American President Donald Trump this week made the incendiary claim that the Covid-19 crisis unfolding in the U.S. is a greater danger to his country’s national security than Pearl Harbor or indeed the 9/11 terror incidents. Both events led the U.S. into wars.
What makes Trump’s reasoning particularly offensive is that he is laying the blame for the pandemic and the resultant damage to the U.S. on China. This week, the U.S. leader doubled down on accusations that Beijing “covered up” about the disease outbreak with the implication that America was blindsided in making adequate defense preparations. The implied treachery is aimed at whipping up anti-Chinese sentiment by equating China with a sneaky foreign enemy.
Trump’s Secretary of State Mike Pompeo pushed the incendiary envelope even further by again making the unsubstantiated claim that the coronavirus causing Covid-19 was released from a laboratory in the Chinese city of Wuhan at the end of last year. That speculation has been repudiated as baseless by international scientific consensus which ascertains that the virus evolved in nature and passed from animals to humans in an accidental and unfortunate sequence of infection.
Speaking to reporters in the Oval Office of the White House on Wednesday, Mr Trump said: “We went through the worst attack we’ve ever had on our country… This is worse than Pearl Harbor, this is worse than the World Trade Center [attacks on September 11, 2001]. There’s never been an attack like this.”
Then Trump made the following sinister logical connection (or perhaps that should be logical “infection”). He added: “And it should have never happened. Could’ve been stopped at the source. Could’ve been stopped in China. It should’ve been stopped right at the source. And it wasn’t.”
In characterizing the pandemic as an “attack”, then ascribing responsibility to China, Trump is formulating a rationale for retribution. At this stage, it seems that Washington is setting its sights on economic retribution. Trump has demanded “substantial” financial reparations from China. But this is a dangerous slippery-slope he is embarking on.
Understandably, China has lambasted the U.S. charges as preposterous and tantamount to blackmail. Chinese commentators have accused Trump of electioneering by trying to scapegoat China for the pandemic crisis that has befallen the U.S. under his watch.
With some 30 million Americans unemployed due to economic impact from the disease and the worst economic slump since the Great Depression, it seems obvious that Trump will try to shift blame for the catastrophe. Especially since he was building his re-election hopes in November on supposedly having created the “greatest economy the world has ever seen”.
Moreover, polls show many Americans are blaming the Trump administration’s initially lax attitude towards the pandemic for unleashing the mayhem now hitting the nation. The U.S. death toll soared this week to over 73,000 – by far the world’s worst casualty. It is projected that the figure will soon reach 100,000 with an average of 3,ooo deaths per day. In terms of mortality, the daily death rate in the U.S. is worse than all American deaths incurred at either Pearl Harbor or on 9/11.
But Trump’s reference points to those historic events is much more sinister and reckless. He is cynically attributing causality to China over the pandemic which he is characterizing as an “attack” rather than a global accident.
Pearl Harbor and 9/11 are seen as tipping points that led America into wars. There is substantial evidence that both events were to some degree contrived by U.S. planners in order to serve as pretexts for war and pursuit of imperial objectives.

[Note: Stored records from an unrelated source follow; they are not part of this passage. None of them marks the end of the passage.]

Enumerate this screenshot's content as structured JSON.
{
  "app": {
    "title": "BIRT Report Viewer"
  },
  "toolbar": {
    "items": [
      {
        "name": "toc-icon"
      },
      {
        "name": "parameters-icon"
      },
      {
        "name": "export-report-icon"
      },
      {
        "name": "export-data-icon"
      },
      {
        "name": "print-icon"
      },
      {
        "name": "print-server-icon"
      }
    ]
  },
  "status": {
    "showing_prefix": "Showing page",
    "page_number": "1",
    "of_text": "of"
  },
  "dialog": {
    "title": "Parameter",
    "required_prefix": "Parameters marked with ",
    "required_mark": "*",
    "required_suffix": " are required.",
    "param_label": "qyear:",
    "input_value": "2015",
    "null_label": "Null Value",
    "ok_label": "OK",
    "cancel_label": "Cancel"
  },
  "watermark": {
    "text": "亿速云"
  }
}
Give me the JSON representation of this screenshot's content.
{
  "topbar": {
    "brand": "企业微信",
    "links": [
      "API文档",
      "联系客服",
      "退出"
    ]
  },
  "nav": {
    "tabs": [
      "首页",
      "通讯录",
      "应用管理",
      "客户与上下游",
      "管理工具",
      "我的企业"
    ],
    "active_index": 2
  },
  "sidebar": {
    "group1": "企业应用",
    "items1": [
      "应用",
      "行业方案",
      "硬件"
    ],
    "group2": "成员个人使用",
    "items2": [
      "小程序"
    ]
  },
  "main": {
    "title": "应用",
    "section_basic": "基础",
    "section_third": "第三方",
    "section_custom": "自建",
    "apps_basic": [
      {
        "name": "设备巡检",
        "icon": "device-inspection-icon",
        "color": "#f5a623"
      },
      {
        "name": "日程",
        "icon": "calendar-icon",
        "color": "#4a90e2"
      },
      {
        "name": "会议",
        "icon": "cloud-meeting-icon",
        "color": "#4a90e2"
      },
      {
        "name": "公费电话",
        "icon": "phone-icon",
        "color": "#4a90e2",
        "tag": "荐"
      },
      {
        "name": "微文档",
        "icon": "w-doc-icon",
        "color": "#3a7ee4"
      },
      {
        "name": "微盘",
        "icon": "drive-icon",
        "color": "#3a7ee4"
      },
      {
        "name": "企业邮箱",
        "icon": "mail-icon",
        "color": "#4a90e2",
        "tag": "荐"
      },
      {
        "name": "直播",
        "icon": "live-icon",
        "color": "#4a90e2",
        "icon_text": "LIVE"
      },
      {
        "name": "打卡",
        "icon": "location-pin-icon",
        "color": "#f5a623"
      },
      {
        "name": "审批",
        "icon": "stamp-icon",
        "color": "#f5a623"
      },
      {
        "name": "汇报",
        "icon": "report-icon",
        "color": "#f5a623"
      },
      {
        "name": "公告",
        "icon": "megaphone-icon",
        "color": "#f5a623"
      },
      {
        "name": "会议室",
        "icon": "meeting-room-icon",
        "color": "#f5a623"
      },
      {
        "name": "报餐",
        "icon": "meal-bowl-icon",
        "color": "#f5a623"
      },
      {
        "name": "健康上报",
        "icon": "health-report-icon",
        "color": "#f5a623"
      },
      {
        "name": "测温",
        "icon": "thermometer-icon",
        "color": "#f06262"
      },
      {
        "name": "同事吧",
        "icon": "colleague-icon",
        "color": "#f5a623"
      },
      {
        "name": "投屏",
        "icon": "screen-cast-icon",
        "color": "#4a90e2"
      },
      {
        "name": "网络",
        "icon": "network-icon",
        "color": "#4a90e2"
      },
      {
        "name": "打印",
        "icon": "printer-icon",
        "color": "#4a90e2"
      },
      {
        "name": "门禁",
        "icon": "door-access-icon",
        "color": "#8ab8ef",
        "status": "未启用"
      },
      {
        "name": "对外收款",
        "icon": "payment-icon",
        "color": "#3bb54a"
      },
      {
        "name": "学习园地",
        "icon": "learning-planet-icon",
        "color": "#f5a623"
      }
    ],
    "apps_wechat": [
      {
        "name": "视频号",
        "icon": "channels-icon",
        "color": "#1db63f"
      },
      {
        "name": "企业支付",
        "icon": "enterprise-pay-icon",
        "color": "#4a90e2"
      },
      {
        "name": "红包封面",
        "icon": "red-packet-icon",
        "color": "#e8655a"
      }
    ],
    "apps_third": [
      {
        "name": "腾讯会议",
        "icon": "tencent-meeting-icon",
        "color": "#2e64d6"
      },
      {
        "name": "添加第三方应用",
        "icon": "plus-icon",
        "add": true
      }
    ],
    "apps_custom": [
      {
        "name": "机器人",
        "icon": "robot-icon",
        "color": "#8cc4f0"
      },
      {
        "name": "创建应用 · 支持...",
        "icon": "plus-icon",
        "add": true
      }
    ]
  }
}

The Pearl Harbor attack on December 7, 1941, came after years of provocative trade embargo on Japan; and when the Japanese bombed the U.S. naval base in Hawaii it wasn’t really a “surprise”. The event led America into World War Two whose postwar order served Washington’s geopolitical interests for subsequent decades, arguably until only recently since when the global auspices of “Pax Americana” have become challenged by the ascent of China as an economic power.
Before 9/11, Neoconservative ideologues in the U.S. opined about how they needed a “new Pearl Harbor” as a rationale for launching wars in the Middle East to pursue “full spectrum dominance” in international relations and to prolong the so-called Pax America world order.

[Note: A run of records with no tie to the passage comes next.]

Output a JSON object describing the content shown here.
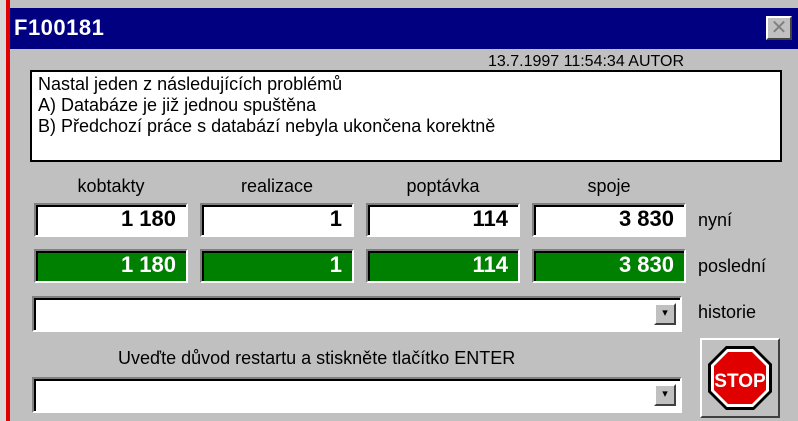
{
  "window": {
    "title": "F100181",
    "close_glyph": "✕"
  },
  "timestamp": "13.7.1997 11:54:34 AUTOR",
  "message": {
    "lines": [
      "Nastal jeden z následujících problémů",
      "A) Databáze je již jednou spuštěna",
      "B) Předchozí práce s databází nebyla ukončena korektně"
    ]
  },
  "columns": [
    "kobtakty",
    "realizace",
    "poptávka",
    "spoje"
  ],
  "current": {
    "label": "nyní",
    "values": [
      "1 180",
      "1",
      "114",
      "3 830"
    ]
  },
  "last": {
    "label": "poslední",
    "values": [
      "1 180",
      "1",
      "114",
      "3 830"
    ]
  },
  "history": {
    "label": "historie",
    "value": "",
    "dropdown_glyph": "▾"
  },
  "instruction": "Uveďte důvod restartu a stiskněte tlačítko ENTER",
  "reason": {
    "value": "",
    "dropdown_glyph": "▾"
  },
  "stop_button": {
    "label": "STOP",
    "icon": "stop-sign-icon"
  },
  "colors": {
    "titlebar": "#000080",
    "last_value_bg": "#008000",
    "stop_red": "#e00000",
    "dialog_bg": "#c0c0c0"
  }
}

The Trump administration is weaponizing the Covid-19 pandemic to leverage pressure on China over long-standing geopolitical issues related to trade, territorial competition and presumed American hegemony. Into the mix is the chronic waning of America’s capitalist economic power and Washington’s global political standing. Day by day, it seems, the so-called “leader of the free world” appears increasingly to be a pathetic caricature.
By accusing China, Trump is not only seeking to distract from his administration’s own abysmal failures over the pandemic, he is also trying to subordinate China to Washington’s global ambitions for dominance – and, what’s more, force Beijing to pay a massive tribute for the “privilege”.

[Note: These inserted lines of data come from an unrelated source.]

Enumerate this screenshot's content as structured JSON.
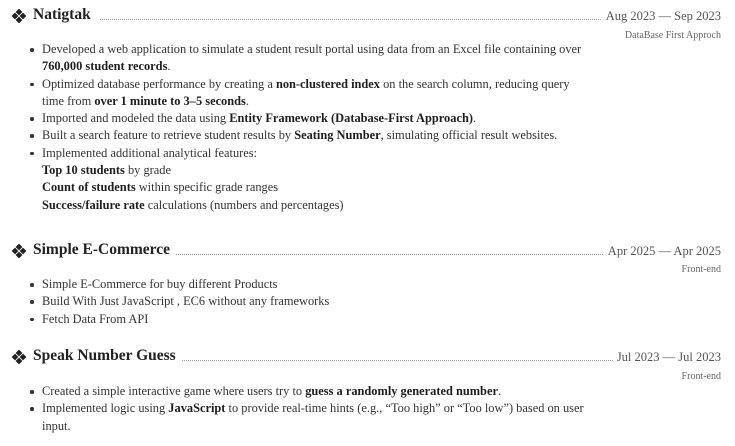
{
  "projects": [
    {
      "title": "Natigtak",
      "dates": "Aug 2023 — Sep 2023",
      "sub": "DataBase First Approch",
      "bullets": [
        {
          "a": "Developed a web application to simulate a student result portal using data from an Excel file containing over ",
          "b": "760,000 student records",
          "c": "."
        },
        {
          "a": "Optimized database performance by creating a ",
          "b": "non-clustered index",
          "c": " on the search column, reducing query time from ",
          "b2": "over 1 minute to 3–5 seconds",
          "c2": "."
        },
        {
          "a": "Imported and modeled the data using ",
          "b": "Entity Framework (Database-First Approach)",
          "c": "."
        },
        {
          "a": "Built a search feature to retrieve student results by ",
          "b": "Seating Number",
          "c": ", simulating official result websites."
        },
        {
          "a": "Implemented additional analytical features:"
        }
      ],
      "features": [
        {
          "b": "Top 10 students",
          "c": " by grade"
        },
        {
          "b": "Count of students",
          "c": " within specific grade ranges"
        },
        {
          "b": "Success/failure rate",
          "c": " calculations (numbers and percentages)"
        }
      ]
    },
    {
      "title": "Simple E-Commerce",
      "dates": "Apr 2025 — Apr 2025",
      "sub": "Front-end",
      "bullets": [
        {
          "a": "Simple E-Commerce for buy different Products"
        },
        {
          "a": "Build With Just JavaScript , EC6 without any frameworks"
        },
        {
          "a": "Fetch Data From API"
        }
      ]
    },
    {
      "title": "Speak Number Guess",
      "dates": "Jul 2023 — Jul 2023",
      "sub": "Front-end",
      "bullets": [
        {
          "a": "Created a simple interactive game where users try to ",
          "b": "guess a randomly generated number",
          "c": "."
        },
        {
          "a": "Implemented logic using ",
          "b": "JavaScript",
          "c": " to provide real-time hints (e.g., “Too high” or “Too low”) based on user input."
        }
      ]
    }
  ],
  "icons": {
    "section_icon": "diamond-bullet-icon"
  }
}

But the toxic logic here is, ineluctably, one of confrontation and ultimately war. It is significant that an internal Chinese national security document has reportedly warned of a new Cold War and possible all-out military war with the U.S.
Trump’s ranting about Pearl Harbor and 9/11 is that of a president skating on waver-thin ice. It is diabolical and damnable, but indicative of American desperation.